The omnibus measure includes a cybersecurity bill (S 754) that encourages businesses to share information on hackers with the federal government. In addition, the measure requires HHS to create a cybersecurity task force within 90 days of the law’s enactment. The task force will be responsible for:
- Analyzing challenges private health care entities face in preventing cyberattacks;
- Examining how other industries handle cybersecurity threats;
- Giving the HHS secretary information on how to prepare for digital threats and handle information that will be shared with industry stakeholders; and
- Reviewing challenges covered entities and business associates face in securing medical devices connected to networks and software that connects to electronic health record systems.
In addition, the task force will be charged with creating a report that HHS will deliver to Congress within one year of the law’s enactment. The report will detail:
- The person in charge of cybersecurity prevention in the health care industry; and
- Plans to combat cybersecurity threats for each relevant division or subdivision within HHS.
Why Wait?
One issue raised about the HHS provision is its timeline.
Waiting up to a year for recommendations on how to counteract cybersecurity threats might be too late, Harlow said.
“By the time the recommendations are surfaced and delivered to Congress and sent back to an agency, the nature of cybersecurity threats will have evolved,” Harlow said. “It’s a very fast moving area. So trying to deal with it in this way is almost, by definition, doomed to fail.”

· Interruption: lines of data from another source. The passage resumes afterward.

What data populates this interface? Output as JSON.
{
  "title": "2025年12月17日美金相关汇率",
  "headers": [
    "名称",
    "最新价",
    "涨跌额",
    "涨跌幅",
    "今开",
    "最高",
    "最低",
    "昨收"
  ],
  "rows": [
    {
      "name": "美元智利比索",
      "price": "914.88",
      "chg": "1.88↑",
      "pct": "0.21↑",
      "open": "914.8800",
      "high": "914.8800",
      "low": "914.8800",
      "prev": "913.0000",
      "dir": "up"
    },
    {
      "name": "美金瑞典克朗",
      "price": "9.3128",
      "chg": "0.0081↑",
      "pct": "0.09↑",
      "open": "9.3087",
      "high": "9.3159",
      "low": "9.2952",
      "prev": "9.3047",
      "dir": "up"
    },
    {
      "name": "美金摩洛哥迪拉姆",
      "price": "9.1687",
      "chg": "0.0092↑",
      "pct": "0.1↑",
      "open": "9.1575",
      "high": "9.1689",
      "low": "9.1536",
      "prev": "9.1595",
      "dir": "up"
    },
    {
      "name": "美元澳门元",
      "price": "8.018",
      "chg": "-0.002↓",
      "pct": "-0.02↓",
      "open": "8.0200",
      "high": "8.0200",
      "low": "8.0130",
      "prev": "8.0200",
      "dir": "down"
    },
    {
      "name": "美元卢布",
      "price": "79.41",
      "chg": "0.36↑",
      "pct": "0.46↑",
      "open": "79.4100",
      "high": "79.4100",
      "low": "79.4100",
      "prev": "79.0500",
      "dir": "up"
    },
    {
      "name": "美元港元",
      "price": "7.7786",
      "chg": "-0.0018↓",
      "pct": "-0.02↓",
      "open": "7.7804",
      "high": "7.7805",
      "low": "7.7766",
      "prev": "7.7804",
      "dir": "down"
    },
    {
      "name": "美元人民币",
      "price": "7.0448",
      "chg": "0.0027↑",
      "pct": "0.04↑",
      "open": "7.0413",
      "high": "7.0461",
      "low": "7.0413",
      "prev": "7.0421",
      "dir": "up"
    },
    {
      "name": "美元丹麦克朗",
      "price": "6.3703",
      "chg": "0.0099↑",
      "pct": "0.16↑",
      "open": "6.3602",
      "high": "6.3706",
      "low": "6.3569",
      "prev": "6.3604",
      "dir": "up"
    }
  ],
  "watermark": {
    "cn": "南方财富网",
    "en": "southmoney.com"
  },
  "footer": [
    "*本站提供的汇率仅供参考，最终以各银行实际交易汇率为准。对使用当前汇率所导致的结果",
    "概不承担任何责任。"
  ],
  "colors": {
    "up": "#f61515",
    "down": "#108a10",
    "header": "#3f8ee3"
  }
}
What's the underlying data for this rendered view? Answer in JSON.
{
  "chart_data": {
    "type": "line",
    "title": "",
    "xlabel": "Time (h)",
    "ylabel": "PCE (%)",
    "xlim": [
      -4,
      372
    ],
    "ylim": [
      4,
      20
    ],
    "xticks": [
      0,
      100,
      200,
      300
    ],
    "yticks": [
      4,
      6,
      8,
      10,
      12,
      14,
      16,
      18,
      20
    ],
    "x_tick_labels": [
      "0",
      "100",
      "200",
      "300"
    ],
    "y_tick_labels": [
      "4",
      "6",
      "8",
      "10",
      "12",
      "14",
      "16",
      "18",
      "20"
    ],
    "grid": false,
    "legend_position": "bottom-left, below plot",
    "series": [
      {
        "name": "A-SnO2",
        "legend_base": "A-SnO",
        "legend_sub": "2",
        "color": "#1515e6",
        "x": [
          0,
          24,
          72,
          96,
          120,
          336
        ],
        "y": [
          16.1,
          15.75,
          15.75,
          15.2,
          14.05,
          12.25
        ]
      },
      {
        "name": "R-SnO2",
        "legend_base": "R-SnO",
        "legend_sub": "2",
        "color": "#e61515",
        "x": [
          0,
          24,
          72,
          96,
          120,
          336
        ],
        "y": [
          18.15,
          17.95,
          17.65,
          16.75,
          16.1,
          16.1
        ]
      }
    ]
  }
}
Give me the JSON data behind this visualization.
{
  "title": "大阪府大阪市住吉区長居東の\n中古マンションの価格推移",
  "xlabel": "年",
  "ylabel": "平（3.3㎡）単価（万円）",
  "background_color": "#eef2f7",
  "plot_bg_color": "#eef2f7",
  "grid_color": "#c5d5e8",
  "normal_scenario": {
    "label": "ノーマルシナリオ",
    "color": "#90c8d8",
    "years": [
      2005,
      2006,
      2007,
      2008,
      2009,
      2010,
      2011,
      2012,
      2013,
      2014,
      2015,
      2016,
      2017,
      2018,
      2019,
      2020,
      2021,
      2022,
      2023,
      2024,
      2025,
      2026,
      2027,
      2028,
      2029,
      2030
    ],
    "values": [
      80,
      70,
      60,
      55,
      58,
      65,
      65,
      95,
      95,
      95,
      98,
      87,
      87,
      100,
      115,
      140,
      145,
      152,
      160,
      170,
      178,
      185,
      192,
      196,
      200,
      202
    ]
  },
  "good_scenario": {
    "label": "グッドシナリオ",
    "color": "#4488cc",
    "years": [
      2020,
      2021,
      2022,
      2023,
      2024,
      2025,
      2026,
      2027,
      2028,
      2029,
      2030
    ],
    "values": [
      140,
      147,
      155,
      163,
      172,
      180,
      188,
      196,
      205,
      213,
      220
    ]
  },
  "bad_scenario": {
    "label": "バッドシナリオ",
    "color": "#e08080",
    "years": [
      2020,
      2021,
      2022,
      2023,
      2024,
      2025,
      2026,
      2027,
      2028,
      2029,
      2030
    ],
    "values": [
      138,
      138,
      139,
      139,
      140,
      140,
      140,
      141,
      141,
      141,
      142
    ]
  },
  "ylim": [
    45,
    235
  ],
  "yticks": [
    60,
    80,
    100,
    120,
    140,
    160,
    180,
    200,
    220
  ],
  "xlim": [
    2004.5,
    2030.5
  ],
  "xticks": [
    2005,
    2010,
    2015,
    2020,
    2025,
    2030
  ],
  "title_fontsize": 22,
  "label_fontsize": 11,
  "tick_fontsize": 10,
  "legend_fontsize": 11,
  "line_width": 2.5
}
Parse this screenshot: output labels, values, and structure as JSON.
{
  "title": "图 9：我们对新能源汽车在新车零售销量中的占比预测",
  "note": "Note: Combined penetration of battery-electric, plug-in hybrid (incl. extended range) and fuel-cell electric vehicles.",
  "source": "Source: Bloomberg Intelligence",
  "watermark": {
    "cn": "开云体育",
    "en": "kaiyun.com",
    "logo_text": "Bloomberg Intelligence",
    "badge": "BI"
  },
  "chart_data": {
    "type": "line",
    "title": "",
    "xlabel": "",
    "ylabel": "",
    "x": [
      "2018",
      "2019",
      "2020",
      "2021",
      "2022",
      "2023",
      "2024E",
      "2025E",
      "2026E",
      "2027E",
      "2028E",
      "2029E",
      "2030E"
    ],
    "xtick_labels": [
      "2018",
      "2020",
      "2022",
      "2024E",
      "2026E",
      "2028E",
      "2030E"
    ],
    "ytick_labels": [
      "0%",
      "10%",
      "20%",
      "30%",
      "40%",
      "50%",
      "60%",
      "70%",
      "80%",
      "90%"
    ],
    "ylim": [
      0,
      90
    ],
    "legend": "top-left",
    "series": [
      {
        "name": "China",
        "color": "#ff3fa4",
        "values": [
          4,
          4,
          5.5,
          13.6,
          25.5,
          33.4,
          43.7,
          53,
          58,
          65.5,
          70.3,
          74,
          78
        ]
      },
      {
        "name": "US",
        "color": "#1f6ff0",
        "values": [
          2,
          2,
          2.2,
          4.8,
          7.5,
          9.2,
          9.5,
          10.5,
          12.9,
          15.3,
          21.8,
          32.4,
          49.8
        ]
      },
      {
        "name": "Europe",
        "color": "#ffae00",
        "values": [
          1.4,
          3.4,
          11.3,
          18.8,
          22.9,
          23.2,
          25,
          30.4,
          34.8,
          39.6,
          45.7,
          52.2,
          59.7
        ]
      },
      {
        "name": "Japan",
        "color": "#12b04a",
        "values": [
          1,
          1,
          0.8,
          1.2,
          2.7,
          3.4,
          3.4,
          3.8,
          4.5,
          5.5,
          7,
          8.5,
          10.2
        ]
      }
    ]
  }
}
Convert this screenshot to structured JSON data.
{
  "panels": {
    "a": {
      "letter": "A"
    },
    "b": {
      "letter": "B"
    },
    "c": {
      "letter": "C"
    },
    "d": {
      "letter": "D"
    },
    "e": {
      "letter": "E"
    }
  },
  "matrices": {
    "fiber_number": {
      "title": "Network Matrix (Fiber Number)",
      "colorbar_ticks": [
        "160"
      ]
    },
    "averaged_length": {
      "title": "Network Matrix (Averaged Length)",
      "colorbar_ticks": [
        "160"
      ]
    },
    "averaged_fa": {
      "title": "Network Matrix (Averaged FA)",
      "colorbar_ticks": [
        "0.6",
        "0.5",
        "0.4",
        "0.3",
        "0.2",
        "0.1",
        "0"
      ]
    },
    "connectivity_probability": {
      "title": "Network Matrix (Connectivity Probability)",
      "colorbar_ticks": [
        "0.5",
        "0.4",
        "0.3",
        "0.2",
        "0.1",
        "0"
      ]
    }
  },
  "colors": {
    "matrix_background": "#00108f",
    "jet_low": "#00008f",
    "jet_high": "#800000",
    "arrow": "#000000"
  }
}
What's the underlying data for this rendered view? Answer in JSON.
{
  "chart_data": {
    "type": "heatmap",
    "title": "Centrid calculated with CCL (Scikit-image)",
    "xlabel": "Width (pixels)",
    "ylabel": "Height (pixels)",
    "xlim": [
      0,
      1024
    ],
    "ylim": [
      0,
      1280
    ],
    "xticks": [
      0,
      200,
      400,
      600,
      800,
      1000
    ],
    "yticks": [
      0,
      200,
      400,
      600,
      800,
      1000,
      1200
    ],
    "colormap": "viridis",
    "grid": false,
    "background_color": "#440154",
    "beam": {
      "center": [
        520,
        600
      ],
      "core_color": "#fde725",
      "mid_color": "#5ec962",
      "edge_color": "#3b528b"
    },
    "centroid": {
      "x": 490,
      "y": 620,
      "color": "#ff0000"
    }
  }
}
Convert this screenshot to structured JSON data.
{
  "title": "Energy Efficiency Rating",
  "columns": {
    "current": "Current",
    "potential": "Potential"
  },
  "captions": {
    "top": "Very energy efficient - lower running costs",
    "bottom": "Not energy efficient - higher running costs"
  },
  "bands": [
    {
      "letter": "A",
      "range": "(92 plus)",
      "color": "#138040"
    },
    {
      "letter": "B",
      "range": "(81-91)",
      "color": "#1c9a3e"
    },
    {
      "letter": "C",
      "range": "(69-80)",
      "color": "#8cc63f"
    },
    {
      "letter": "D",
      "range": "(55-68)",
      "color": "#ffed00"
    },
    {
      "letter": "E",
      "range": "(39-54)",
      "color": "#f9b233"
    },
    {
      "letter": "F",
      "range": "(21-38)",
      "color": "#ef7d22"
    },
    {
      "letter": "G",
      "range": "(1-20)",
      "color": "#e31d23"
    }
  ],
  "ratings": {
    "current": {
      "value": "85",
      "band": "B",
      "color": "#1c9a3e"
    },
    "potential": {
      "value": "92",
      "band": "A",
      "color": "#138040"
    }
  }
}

To address this concern, the task force could release preliminary findings for the industry to consider.
“If the task force is cognizant of the rapid pace of changing [cyber]attacks and threats, there could be some preliminary recommendations that the industry could start on before that 12 months is up,” Ann Patterson, senior vice president and program director at the Medical Identity Fraud Alliance, said.
Meanwhile, the cybersecurity law includes other provisions — not specific to HHS or health care — that could benefit the sector sooner. Namely, the real-time cybersecurity threat alert system.
Under the provision, companies are encouraged to report cybersecurity information to federal agencies.
“There are people now that are looking at how to create and how to implement that real-time cyber threat environment,” Patterson said. “I’m hopeful that with some federal oversight, the [health care industry can work] together in terms of how it can best utilize real-time threat monitoring.”
But even this provision has raised some concerns.
“There’s the danger of materials — in this case personally identifiable information that either itself is health information or could be used to retrieve health information — that have not been sufficiently de-identified being passed up the chain of command,” Harlow said.
What’s To Come of the HHS Report?
Another concern is about what will happen after HHS’ recommendations are delivered to Congress.
The law spells out the topics to be included in the report, but “it’s unclear what really happens as a result of that report,” Harlow said.
That’s because privacy and security regulators already know what they “need to do in terms of impressing upon the industry the need to do what the industry already knows it needs to do,” Harlow said, emphasizing the potential for redundancy.
He added, “It should not be a surprise to anyone if this report comes out at the end of a year, and it says health care organizations should focus on” encrypting information with sophisticated technologies and avoiding human errors that lead to breaches — all things that “already exist.”
Meanwhile, David Holtzman — vice president of compliance at CynergisTek, a cybersecurity firm — questioned when, if at all, the task force’s recommendations and best practices would be implemented.
“There’s no reason to believe something good won’t come out of [the law], but history has shown these endeavors to be a lot of smoke and not a lot flame.”
What the Industry Needs Now
If the industry already knows what needs to be done, why would lawmakers call for a report on the topic?
“It might represent, in a way, a statement from Congress that it is dissatisfied with what agencies have done to date” regarding health care cybersecurity, Harlow said.
Stakeholders told iHealthBeat that Congress, rather than commissioning a report, should encourage the agencies responsible for cybersecurity enforcement, such as HHS’ Office for Civil Rights, to:
- Develop informational materials that can be disseminated immediately;
- Offer some form of incentives to implement cybersecurity standards;
- Provide technical assistance to those who need it; and
- Promote continuing education and cybersecurity retraining for all applicable stakeholders in the health care industry.
Harlow said, “I think the framework for providing those resources is already there. It just needs to be activated, possibly with some additional funding by Congress rather than by commissioning a yearlong report-writing process.”